Un accord tacite de la Ville
« Sur un deux problèmes résume Nicolas Laruelle mobilisé pour le collectif. Le premier concerne le PLU, qui régit le permis de construire, et le second concerne le projet lui-même. » Sauf qu’en ce qui concerne la réhabilitation et la destination des immeubles, personne ne peut, pour l’instant, s’opposer au promoteur immobilier.
Cette dernière a reçu l’accord tacite de la Ville de Paris le 10 août 2024, deux mois après avoir soumis son projet au service de l’urbanisme.
Ces parcelles sont dans un état catastrophique. Quelle que soit l’activité, ils doivent de toute façon être rénovés. Notre idée de les transformer en hébergements touristiques est bien moins pire que s’il s’agissait d’un centre culturel, d’un site industriel…
« Nous n’avons aucune marge de manœuvre même si nous avons cruellement besoin de logements. C’est une situation grotesque», défend Lamia El Aaraje, adjointe à la maire de Paris chargée de l’urbanisme. Selon elle, il ne reste plus qu’à attendre la présentation d’un permis de construire pour pouvoir s’opposer au chantier.

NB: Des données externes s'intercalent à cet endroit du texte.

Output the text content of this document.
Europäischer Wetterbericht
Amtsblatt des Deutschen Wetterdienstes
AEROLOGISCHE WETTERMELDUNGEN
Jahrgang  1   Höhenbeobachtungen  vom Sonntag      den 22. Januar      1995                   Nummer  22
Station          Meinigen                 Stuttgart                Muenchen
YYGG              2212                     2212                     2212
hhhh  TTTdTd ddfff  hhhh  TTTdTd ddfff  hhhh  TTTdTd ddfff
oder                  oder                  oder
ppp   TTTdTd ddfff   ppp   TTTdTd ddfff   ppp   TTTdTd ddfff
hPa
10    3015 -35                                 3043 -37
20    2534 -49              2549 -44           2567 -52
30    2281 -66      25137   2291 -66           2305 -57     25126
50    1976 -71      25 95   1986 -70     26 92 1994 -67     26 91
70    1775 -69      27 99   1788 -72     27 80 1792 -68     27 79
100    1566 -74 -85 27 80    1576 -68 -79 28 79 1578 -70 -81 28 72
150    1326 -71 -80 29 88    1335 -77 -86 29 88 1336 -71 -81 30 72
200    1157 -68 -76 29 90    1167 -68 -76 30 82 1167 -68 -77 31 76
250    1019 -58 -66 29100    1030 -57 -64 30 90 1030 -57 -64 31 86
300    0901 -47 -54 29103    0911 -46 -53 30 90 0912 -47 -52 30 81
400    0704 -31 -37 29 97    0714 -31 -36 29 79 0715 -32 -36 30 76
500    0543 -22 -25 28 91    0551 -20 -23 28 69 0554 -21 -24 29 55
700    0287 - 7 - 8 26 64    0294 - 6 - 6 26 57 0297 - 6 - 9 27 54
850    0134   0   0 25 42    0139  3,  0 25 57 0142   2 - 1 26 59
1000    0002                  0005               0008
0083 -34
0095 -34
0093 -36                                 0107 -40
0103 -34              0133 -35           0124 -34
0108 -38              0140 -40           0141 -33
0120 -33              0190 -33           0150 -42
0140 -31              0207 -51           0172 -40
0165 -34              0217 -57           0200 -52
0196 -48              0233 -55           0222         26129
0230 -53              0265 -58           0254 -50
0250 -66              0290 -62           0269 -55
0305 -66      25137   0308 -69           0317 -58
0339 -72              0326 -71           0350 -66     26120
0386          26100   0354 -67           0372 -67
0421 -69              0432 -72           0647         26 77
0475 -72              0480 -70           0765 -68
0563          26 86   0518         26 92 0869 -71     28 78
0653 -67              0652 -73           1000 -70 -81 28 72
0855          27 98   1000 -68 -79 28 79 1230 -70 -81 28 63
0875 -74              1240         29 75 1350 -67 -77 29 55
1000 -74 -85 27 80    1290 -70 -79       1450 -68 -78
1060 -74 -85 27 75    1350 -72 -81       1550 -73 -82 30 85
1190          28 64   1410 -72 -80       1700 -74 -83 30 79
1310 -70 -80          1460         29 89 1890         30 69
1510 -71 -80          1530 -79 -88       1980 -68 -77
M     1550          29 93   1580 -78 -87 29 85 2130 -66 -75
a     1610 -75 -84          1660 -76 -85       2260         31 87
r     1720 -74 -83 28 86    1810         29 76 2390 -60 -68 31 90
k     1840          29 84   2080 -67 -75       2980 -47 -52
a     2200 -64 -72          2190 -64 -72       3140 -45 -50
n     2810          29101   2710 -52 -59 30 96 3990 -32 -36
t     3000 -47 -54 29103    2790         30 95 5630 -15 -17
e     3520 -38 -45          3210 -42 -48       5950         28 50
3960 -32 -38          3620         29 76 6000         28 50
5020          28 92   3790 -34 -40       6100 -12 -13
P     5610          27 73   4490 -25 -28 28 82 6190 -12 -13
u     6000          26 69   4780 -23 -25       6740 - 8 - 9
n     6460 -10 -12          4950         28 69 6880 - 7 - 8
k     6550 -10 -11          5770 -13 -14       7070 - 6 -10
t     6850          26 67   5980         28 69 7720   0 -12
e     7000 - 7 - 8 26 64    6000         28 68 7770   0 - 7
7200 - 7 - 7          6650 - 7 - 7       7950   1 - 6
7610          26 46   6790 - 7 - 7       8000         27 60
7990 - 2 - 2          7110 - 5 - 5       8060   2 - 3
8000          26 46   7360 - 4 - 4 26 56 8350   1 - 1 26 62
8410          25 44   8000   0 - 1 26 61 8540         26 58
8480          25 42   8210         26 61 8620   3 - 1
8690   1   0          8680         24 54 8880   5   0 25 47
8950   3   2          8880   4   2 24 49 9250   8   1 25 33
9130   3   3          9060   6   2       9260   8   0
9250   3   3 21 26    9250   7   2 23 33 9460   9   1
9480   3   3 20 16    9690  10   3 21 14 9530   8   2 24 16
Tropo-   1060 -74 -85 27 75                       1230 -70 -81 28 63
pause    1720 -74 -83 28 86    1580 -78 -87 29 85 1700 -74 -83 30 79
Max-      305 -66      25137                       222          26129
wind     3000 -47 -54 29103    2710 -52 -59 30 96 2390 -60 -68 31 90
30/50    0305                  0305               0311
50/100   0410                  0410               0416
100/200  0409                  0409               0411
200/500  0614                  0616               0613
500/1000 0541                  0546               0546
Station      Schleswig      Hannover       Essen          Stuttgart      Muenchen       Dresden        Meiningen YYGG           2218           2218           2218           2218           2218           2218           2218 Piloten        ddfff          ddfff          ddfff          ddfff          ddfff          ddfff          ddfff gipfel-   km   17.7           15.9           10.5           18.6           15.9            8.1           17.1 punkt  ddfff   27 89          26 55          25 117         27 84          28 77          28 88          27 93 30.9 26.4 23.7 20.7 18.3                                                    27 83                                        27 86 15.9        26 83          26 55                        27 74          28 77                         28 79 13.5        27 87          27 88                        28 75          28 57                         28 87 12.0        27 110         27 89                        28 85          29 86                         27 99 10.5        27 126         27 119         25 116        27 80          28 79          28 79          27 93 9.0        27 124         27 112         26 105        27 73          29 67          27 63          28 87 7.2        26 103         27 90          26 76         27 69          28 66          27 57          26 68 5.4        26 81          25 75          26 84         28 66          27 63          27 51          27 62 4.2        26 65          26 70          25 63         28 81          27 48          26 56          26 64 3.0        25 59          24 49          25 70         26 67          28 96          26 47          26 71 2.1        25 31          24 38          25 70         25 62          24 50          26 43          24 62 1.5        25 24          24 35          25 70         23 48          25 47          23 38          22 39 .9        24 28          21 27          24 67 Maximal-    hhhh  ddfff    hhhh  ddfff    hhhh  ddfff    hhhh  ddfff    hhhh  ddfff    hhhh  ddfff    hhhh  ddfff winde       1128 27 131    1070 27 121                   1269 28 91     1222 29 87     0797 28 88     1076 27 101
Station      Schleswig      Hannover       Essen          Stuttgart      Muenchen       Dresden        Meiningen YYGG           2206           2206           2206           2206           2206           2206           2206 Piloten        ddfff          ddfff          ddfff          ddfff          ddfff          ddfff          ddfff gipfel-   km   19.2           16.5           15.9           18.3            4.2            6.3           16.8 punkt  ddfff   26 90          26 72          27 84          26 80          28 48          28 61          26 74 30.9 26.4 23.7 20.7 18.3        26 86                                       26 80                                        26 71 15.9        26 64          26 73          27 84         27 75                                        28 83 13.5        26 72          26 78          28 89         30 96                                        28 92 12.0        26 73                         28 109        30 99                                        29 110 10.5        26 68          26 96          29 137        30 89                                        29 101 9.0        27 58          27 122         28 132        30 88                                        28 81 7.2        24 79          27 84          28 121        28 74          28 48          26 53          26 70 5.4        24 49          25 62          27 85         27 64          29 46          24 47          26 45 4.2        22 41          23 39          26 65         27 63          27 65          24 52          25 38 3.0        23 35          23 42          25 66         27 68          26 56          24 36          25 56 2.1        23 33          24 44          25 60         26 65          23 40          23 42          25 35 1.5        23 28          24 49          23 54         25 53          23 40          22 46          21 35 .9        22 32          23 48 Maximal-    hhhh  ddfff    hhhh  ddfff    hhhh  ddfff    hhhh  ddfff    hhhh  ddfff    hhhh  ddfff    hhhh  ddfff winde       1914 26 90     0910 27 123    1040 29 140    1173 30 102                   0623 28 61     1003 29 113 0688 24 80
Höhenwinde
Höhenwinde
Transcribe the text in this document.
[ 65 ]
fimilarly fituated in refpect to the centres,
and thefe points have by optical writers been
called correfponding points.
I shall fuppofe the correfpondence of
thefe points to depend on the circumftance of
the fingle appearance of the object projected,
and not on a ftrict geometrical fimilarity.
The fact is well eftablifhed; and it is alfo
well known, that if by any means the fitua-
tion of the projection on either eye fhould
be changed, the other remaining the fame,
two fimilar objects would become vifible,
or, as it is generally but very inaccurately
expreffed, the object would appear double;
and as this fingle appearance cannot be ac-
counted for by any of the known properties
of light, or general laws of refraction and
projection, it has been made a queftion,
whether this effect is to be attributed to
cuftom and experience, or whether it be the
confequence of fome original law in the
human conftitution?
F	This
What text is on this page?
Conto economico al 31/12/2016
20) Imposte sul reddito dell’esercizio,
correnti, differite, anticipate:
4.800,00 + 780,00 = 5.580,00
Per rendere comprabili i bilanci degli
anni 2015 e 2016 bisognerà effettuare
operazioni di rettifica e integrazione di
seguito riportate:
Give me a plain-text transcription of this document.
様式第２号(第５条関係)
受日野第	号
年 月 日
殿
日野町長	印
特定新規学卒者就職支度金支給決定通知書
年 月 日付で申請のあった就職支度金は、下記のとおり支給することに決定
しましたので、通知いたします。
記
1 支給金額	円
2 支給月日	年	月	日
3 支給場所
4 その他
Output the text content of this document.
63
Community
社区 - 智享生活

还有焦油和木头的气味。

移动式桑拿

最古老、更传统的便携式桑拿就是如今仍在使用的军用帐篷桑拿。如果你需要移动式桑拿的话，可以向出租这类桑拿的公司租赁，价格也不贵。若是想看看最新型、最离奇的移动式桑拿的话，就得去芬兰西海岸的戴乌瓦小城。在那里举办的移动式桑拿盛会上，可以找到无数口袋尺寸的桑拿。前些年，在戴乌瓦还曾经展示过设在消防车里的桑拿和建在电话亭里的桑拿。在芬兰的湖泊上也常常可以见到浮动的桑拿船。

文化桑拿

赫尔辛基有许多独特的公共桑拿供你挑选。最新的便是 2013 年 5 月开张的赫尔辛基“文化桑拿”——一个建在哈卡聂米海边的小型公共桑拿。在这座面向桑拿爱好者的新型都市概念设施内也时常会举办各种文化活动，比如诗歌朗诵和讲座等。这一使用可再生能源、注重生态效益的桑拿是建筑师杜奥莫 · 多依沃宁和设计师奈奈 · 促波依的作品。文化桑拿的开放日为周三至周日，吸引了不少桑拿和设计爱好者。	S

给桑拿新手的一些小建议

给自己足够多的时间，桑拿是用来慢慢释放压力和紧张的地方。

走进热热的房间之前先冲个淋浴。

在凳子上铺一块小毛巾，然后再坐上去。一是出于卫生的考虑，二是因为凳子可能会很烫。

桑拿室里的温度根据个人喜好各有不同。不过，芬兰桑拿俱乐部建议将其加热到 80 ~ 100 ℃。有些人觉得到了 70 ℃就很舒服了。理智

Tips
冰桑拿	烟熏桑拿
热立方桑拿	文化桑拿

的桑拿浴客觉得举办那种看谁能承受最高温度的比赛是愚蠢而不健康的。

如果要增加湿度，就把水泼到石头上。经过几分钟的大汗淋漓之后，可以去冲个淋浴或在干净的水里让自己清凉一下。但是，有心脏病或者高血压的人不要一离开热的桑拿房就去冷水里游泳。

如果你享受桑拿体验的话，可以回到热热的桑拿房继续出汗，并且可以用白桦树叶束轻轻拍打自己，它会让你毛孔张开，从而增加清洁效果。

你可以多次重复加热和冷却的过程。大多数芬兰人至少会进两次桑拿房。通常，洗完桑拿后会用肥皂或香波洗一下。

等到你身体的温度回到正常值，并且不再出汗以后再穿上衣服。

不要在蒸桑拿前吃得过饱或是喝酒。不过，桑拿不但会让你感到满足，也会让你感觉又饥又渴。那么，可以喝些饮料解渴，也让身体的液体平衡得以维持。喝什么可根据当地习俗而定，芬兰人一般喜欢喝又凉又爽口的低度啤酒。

Sauf que de son côté, le groupe Terrot, qui possède également des participations dans une trentaine d’établissements d’hébergement pour personnes âgées dépendantes (Ehpad), assure ne pas avoir besoin de permis de construire. “Nous n’allons pas effleurer la surface, nous restons dans le gabarit existant”, souligne le président du groupe, Samuel Gelrubin.
Le collectif Cœur d’île Thermopyles ne préfère pas se fier à la parole du promoteur immobilier. « S’il reste dans l’enveloppe, il n’y a donc pas lieu d’augmenter le PLU », argumente Nicolas Laruelle. Une pétition a donc été lancée le 7 novembre et récolte déjà plus de 1 200 signatures.Une manière, selon Nicolas Laruelle, de maintenir « la pression » sur la Ville de Paris qui a finalement annoncé le réexamen du projet une semaine plus tard.
Suivez toute l’actualité de vos villes et médias préférés en vous abonnant à Mon Actu.